Two problems hiding in five added lines. Feed it the prompt above and you get back something like this:

blocker — roles/compute/tasks/main.yml, “Write API token”: the no_log: true guard was dropped in this change. This task renders a credential into /etc/nova/api_token; without no_log, the templated content is exposed in verbose output and run logs. Restore no_log: true.

warning — roles/compute/tasks/main.yml, “Refresh nova metadata cache”: this shell task has no changed_when or creates, so it reports changed on every run and breaks --check mode. Add changed_when: false if it’s read-only, or gate it on actual state. Consider a more specific tag so it can be run in isolation.

The file mode (0600) and become: true scope look appropriate for the new task.

That’s a useful review.
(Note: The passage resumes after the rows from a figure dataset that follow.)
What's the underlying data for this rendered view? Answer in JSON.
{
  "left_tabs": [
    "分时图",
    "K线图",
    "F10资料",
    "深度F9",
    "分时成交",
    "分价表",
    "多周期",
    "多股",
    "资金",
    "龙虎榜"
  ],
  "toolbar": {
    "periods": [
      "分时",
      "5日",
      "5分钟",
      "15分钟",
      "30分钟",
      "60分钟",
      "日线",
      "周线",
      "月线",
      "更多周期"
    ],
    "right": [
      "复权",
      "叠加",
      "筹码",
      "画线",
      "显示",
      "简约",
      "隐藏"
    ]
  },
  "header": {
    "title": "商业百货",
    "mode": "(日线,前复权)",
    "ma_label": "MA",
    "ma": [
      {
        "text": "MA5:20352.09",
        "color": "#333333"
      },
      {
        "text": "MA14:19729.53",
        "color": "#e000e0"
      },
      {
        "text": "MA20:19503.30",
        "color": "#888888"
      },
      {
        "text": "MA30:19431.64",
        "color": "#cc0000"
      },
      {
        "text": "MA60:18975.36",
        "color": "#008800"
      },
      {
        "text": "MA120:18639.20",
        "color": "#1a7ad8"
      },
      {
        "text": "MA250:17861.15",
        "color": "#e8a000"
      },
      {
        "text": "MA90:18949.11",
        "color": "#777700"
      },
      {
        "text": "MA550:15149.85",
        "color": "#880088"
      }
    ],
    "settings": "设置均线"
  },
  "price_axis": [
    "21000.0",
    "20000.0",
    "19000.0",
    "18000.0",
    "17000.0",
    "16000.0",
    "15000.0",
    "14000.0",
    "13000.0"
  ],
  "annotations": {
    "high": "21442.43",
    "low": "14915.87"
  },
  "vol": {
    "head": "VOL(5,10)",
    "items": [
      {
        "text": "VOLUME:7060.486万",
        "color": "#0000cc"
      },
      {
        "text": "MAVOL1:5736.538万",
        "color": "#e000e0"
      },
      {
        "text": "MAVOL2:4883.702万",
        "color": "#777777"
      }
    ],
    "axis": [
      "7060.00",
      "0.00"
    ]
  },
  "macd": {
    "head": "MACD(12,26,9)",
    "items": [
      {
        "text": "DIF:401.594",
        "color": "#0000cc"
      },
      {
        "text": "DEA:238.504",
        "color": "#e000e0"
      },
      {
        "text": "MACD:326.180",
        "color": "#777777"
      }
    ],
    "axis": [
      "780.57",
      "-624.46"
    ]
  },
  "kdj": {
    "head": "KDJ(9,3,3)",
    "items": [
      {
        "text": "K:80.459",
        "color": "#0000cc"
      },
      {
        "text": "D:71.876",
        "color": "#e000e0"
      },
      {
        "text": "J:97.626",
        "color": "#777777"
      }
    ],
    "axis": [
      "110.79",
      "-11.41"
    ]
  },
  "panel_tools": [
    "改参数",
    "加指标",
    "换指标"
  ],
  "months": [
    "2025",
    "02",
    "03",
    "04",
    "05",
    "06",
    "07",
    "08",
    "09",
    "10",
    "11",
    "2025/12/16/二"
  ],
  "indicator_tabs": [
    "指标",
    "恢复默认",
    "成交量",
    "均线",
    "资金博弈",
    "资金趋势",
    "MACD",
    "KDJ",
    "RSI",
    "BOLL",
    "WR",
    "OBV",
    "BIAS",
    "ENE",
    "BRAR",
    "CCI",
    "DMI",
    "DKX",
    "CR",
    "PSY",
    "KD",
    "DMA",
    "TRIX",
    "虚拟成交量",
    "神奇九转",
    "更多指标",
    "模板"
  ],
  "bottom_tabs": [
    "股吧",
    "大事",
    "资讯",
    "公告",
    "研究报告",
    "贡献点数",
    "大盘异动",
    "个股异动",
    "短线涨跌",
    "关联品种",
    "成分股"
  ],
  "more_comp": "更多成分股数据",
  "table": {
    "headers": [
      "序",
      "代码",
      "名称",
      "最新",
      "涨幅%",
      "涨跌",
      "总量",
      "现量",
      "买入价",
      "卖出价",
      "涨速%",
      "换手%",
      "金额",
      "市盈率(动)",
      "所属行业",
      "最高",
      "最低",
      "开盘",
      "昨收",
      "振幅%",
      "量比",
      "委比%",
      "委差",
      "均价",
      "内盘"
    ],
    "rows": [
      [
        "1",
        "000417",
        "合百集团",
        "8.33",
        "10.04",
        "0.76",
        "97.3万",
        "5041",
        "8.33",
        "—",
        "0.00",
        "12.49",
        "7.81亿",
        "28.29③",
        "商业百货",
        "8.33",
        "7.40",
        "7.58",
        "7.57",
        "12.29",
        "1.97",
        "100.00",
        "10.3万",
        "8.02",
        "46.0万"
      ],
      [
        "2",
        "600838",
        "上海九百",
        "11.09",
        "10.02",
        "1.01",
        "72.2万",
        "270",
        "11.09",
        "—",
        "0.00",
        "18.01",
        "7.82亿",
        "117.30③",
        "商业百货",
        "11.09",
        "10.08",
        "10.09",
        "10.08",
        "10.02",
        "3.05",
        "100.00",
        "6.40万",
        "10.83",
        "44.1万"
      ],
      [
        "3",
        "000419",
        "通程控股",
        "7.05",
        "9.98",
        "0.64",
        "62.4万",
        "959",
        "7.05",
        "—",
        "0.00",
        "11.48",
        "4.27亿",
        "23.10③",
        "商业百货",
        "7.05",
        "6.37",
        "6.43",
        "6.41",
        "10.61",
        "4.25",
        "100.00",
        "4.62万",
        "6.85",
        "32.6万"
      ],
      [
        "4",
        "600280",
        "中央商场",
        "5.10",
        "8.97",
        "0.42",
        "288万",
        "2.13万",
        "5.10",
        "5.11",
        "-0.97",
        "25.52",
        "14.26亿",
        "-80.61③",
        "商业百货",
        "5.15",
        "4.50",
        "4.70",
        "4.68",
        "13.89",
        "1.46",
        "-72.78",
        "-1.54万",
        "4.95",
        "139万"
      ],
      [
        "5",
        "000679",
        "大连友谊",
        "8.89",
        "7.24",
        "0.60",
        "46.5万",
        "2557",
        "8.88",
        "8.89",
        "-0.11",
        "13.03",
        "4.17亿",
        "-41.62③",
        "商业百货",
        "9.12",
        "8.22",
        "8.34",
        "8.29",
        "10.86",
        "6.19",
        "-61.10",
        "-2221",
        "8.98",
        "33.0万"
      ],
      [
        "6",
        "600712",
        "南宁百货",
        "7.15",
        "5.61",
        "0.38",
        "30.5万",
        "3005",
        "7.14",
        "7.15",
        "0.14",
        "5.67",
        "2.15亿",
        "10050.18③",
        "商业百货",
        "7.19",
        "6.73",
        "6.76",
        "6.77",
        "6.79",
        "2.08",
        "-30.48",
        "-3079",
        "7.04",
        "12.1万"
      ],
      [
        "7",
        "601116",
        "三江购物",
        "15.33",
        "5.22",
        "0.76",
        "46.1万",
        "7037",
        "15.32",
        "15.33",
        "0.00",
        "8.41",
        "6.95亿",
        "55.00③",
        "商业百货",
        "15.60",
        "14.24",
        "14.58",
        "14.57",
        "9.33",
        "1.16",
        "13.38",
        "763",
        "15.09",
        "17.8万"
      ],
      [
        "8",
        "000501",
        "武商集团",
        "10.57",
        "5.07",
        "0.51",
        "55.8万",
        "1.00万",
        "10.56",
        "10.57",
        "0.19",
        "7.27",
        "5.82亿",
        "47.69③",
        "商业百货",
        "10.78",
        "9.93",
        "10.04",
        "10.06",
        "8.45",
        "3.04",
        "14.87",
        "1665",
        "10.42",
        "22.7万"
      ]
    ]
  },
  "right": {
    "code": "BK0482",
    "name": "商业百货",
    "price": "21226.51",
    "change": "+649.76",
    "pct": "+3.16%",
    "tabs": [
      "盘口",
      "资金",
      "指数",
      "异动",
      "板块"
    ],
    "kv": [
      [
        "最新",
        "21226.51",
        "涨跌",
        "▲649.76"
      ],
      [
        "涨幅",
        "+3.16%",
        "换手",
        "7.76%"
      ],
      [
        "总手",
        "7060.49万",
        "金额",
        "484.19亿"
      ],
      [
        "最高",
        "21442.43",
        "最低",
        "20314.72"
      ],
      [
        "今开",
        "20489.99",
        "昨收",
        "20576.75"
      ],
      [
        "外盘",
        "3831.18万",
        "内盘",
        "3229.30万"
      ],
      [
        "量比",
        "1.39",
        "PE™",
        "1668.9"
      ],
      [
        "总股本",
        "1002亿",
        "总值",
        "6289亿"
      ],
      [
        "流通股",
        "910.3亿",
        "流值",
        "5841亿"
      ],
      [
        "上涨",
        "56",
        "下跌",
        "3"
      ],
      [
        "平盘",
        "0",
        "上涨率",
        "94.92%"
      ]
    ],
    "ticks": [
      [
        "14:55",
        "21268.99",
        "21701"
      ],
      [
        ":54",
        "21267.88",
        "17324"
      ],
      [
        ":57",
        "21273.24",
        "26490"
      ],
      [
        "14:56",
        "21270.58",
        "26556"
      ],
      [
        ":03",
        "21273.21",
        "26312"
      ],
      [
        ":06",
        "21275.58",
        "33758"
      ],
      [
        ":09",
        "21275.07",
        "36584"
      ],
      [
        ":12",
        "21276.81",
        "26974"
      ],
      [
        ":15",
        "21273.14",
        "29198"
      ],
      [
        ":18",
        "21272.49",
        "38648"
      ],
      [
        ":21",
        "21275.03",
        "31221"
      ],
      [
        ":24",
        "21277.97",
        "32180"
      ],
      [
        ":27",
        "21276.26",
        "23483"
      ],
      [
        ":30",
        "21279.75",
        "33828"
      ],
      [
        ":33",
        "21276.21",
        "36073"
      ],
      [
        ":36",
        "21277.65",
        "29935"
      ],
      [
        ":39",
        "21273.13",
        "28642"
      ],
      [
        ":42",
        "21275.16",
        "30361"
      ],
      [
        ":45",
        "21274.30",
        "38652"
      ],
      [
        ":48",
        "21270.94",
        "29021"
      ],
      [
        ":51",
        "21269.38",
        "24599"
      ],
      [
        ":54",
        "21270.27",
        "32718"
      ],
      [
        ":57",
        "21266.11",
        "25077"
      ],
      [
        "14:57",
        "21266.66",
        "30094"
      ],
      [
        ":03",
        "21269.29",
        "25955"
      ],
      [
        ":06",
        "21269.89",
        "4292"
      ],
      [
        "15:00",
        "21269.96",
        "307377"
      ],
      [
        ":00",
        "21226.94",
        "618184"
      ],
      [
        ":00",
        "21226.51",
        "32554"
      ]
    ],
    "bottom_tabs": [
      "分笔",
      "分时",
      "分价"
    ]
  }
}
It names the file, the task, the operational consequence, and the fix — and it confirms the parts that are fine so I’m not left wondering whether it just gave up.
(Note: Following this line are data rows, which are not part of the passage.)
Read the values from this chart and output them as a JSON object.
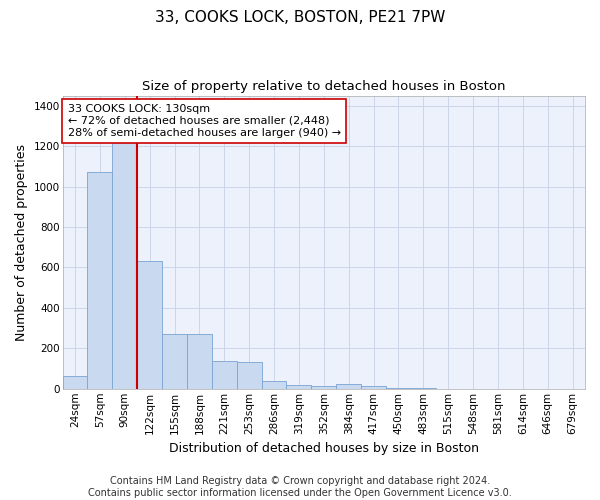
{
  "title": "33, COOKS LOCK, BOSTON, PE21 7PW",
  "subtitle": "Size of property relative to detached houses in Boston",
  "xlabel": "Distribution of detached houses by size in Boston",
  "ylabel": "Number of detached properties",
  "footer_line1": "Contains HM Land Registry data © Crown copyright and database right 2024.",
  "footer_line2": "Contains public sector information licensed under the Open Government Licence v3.0.",
  "annotation_line1": "33 COOKS LOCK: 130sqm",
  "annotation_line2": "← 72% of detached houses are smaller (2,448)",
  "annotation_line3": "28% of semi-detached houses are larger (940) →",
  "bar_color": "#c8d9f0",
  "bar_edge_color": "#7aa3d4",
  "vline_color": "#cc0000",
  "grid_color": "#ccd5e8",
  "background_color": "#edf1fb",
  "categories": [
    "24sqm",
    "57sqm",
    "90sqm",
    "122sqm",
    "155sqm",
    "188sqm",
    "221sqm",
    "253sqm",
    "286sqm",
    "319sqm",
    "352sqm",
    "384sqm",
    "417sqm",
    "450sqm",
    "483sqm",
    "515sqm",
    "548sqm",
    "581sqm",
    "614sqm",
    "646sqm",
    "679sqm"
  ],
  "values": [
    65,
    1070,
    1230,
    630,
    270,
    270,
    135,
    130,
    40,
    20,
    15,
    22,
    14,
    5,
    2,
    0,
    1,
    0,
    0,
    0,
    0
  ],
  "ylim": [
    0,
    1450
  ],
  "yticks": [
    0,
    200,
    400,
    600,
    800,
    1000,
    1200,
    1400
  ],
  "vline_x_index": 2,
  "title_fontsize": 11,
  "subtitle_fontsize": 9.5,
  "axis_label_fontsize": 9,
  "tick_fontsize": 7.5,
  "annotation_fontsize": 8,
  "footer_fontsize": 7
}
Let the Linter Do the Mechanical Part

AI is for judgment calls; ansible-lint is for rules. Run both. The linter is deterministic, fast, and free, so there’s no reason to spend model tokens on things a rule engine nails every time.

# Lint only what changed, fail the review on real violations
ansible-lint --offline --strict \
  $(git diff --name-only origin/main...HEAD -- '*.yml' '*.yaml')

Let the linter own the mechanical violations and let the model own the contextual ones — “this value should be a variable,” “this task probably wants a handler.” They cover different ground.

Light CI Integration

I run the AI review as a non-blocking CI job that posts a comment on the MR. Advisory, not a gate. The linter and a syntax check are the hard gates; the AI is a second set of eyes that shows up before mine.

# .gitlab-ci.yml (sketch)
ai-review:
  stage: review
  script:
    - git diff origin/$CI_MERGE_REQUEST_TARGET_BRANCH_NAME...HEAD > /tmp/mr.diff
    - ./scripts/ai-review.sh /tmp/mr.diff > review.md
    - ./scripts/post-mr-comment.sh review.md
  allow_failure: true   # never block the merge on the AI
  rules:
    - if: $CI_PIPELINE_SOURCE == "merge_request_event"

allow_failure: true is deliberate. The day the model is down, hallucinates, or rate-limits, your delivery pipeline must not care.

Why the Human Still Approves

The model doesn’t know that the hardcoded IP is our one legacy load balancer that genuinely can’t move to a variable yet. It doesn’t know we’re mid-migration and that “missing handler” is intentional because the service gets restarted by a separate maintenance window. It has no stake in the 2 a.m. page when a compute node won’t rejoin the cluster. AI drafts the review, decodes the diff, and flags the patterns. I verify against reality and click approve. That ordering is the whole point.

Wire it up, keep it advisory, and keep your name on the approval. The reviews on our Ansible work got faster and the silly regressions stopped reaching production — not because a model started making decisions, but because it stopped letting me skim past the ones that matter.